Le pape Grégoire IX éleva Elisabeth au rang de sainte le 27 mai 1235 à Pérouse pour son inlassable charité envers les pauvres. La bulle de canonisation Gloriosus in majestate, publiée les 1er et 4 juin 1235, proclama les vertus d’Elisabeth et son immense amour de Dieu. De très nombreux miracles se produisirent, de son vivant et après sa mort. Une imposante église, sous l’impulsion de son beau-frère Conrad de Thuringe, Grand Maître de l’Ordre Teutonique, qui en posa la première pierre le 14 août 1235, fut construite à Marbourg, où ses restes furent solennellement transférés en 1236, lors d’une grandiose cérémonie en présence de l’empereur Frédéric II d’Allemagne.

Ses reliques reposèrent dès lors dans une châsse, exécutée entre 1236 et 1249, en chêne recouvert de plaques d’argent et de cuivre doré. La petite ville de Marbourg devint dès lors un très haut lieu de pèlerinage et la popularité de la sainte, s’étendant à toute l’Europe, draina des foules jusqu’en 1539 où la Réforme y mit fin.
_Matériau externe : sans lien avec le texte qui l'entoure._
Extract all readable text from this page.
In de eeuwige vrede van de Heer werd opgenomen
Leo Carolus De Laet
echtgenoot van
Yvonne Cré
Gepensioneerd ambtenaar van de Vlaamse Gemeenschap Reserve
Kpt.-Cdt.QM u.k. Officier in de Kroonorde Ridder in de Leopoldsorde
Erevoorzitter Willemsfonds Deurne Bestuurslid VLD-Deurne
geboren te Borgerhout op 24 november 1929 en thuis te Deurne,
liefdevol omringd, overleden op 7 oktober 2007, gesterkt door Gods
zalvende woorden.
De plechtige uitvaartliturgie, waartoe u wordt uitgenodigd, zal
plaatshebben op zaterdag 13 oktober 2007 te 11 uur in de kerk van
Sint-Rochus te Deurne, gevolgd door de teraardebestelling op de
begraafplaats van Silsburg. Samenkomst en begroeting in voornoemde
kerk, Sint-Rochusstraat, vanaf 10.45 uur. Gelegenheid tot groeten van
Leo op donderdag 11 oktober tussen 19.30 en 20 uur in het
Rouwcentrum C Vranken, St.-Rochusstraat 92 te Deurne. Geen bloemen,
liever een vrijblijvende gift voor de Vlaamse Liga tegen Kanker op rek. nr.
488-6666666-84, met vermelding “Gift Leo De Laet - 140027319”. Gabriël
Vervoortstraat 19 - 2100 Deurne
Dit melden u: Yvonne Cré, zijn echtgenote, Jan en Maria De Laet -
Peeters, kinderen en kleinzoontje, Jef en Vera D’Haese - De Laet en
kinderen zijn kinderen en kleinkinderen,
Le descendant d’Elisabeth, le landgrave de Hesse Philippe 1er le Magnanime, converti au protestantisme, profana lui-même la châsse et dès lors les ossements de la sainte furent dispersés.

De nombreuses congrégations religieuses, surtout hospitalières, se placèrent sous le patronage de sainte Elisabeth. La mémoire d’Elisabeth fut célébrée par de multiples textes littéraires. Une première biographie fut rédigée dès 1237 par le cistercien Césaire d’Heisterbach d’après les actes du procès de canonisation, puis par Thierry d’Apolda, un dominicain d’Erfurt à la fin du XIIIe siècle. Le poète Rutebeuf composa, entre 1258 et 1270, une Vie de sainte Elysabel.

Les biographies de sainte Elisabeth de Hongrie furent florissantes tout au long des siècles, celle qu’écrivit Charles de Montalembert, et qui parut en 1834, connut un vif succès. Elisabeth inspira également des musiciens tels que Richard Wagner dans son Tannhäuser en 1845 et Franz Liszt lui dédia un oratorio commencé à Weimar en 1857 et terminé à Rome en 1862. Depuis le XIIIe siècle, Elisabeth est la patronne du Tiers Ordre Franciscain. En 1885, le pape Léon XIII l’a proclamée patronne des femmes et des jeunes filles d’Allemagne. Sa fête est fixée au 19 novembre.